Murphy's Laws
> To Err is human, to forgive is not a COMPANY policy.
> The road to success??? Is always under construction.
> Alcohol doesn't solve any problems, but if you think again, neither does Milk.
> In order to get a Loan, you first need to prove that you don't need it.
> All the desirable things in life are either illegal, expensive or fattening or married to someone else.
> Since Light travels faster than Sound, people appear brighter before you hear them speak.
> Everyone has a scheme of getting rich, Which never works.
> If at first you don't succeed? Destroy all evidence that you ever tried.
> You can never determine which side of the bread to butter. If it falls down, it will always land on the buttered side.

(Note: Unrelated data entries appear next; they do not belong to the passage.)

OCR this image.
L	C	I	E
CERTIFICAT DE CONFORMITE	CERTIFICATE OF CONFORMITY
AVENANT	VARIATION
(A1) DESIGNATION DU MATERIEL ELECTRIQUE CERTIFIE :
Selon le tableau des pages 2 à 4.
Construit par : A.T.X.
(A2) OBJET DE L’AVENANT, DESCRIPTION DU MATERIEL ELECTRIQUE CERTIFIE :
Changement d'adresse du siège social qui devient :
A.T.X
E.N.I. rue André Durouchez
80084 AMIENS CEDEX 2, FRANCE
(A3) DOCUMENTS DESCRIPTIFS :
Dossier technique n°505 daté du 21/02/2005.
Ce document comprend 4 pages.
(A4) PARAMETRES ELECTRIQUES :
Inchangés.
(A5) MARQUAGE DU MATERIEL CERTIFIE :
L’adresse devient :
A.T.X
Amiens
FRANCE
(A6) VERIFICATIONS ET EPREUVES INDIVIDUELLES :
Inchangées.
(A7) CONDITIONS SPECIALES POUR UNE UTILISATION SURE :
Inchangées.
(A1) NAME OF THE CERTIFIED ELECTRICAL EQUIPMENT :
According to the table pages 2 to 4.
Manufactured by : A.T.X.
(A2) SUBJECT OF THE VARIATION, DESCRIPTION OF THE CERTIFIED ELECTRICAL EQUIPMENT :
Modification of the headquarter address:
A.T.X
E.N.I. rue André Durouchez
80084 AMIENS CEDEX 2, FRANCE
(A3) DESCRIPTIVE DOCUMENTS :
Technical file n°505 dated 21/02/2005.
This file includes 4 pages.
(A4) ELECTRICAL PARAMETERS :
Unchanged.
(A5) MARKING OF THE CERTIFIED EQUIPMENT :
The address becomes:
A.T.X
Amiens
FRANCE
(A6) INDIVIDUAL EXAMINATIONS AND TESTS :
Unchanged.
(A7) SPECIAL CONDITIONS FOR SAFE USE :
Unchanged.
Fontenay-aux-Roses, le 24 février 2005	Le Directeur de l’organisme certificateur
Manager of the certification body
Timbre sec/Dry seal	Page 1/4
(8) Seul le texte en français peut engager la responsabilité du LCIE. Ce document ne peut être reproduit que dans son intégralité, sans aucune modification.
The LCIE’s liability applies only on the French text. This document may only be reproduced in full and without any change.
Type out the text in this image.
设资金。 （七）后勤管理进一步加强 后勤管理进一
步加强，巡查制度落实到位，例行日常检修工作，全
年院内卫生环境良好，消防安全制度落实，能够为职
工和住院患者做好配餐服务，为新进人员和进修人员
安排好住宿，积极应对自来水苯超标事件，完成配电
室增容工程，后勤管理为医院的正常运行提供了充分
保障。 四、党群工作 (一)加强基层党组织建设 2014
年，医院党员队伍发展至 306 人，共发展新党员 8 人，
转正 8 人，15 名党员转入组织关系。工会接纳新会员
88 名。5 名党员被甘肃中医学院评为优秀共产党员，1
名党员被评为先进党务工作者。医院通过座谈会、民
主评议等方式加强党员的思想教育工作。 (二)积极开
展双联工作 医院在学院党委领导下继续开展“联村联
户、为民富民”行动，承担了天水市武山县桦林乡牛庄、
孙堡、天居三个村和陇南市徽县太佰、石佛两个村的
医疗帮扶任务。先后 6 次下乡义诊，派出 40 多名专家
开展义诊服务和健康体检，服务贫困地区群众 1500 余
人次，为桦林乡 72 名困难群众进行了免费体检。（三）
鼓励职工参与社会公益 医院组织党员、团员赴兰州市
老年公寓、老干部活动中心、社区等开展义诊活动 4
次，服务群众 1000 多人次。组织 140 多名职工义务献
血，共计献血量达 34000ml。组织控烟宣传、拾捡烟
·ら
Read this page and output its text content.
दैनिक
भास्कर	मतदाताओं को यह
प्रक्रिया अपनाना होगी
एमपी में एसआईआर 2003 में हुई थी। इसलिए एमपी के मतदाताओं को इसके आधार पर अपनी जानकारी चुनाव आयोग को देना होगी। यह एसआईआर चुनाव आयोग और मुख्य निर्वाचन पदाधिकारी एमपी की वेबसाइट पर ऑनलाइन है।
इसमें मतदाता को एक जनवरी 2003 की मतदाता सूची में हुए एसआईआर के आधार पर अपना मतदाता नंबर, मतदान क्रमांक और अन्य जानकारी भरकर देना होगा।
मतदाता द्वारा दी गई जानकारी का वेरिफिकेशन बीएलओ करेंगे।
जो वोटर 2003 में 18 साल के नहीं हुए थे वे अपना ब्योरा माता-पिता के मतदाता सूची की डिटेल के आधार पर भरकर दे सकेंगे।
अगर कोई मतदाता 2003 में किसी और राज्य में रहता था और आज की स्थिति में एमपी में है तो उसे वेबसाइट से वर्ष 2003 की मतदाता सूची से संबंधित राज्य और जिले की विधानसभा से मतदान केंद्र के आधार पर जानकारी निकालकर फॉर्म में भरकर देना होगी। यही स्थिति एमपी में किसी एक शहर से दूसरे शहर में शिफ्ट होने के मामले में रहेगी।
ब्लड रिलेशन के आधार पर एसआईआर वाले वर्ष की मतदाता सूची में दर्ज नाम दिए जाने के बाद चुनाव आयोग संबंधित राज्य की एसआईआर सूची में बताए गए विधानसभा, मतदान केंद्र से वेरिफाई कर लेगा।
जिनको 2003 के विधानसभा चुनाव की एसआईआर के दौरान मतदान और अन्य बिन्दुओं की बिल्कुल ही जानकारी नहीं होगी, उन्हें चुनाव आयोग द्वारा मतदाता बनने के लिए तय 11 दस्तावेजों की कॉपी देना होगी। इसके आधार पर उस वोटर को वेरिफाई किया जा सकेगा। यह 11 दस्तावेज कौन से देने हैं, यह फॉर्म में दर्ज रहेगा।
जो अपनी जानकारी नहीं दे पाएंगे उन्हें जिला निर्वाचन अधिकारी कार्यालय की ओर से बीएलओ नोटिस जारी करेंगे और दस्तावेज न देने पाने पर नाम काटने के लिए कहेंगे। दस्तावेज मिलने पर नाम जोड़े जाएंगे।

> Anything dropped on the floor will roll over to the most inaccessible corner.
> As soon as you mention something, If it is good, it is taken... If it is bad, it happens!
> He who has the gold, makes the rules ---- Murphy's golden rule.
> If you come early, the bus is late. If you come late, the bus is still late...
> Once you have bought something, you will find the same item being sold somewhere else at a cheaper rate.
> When in a queue, the other line always moves faster and the person in front of you will always have the most complex of transactions.
> If you have paper, you don't have a pen. If you have a pen, you don't have paper. If you have both, no one calls.
> Especially for engg. students -
If you have bunked the class, the professor has taken attendance.
> You will pick up maximum wrong numbers when on roaming.
> The doorbell or your mobile will always ring when you are in the bathroom.
> After a long wait for bus no. 20, two 20 number buses will always pull in together and the bus which you get in will be more crowded than the other.
> If your exam is tomorrow, there will be a power cut tonight.
> Irrespective of the direction of the wind, the smoke from the cigarette will always tend to go to the non-smoker!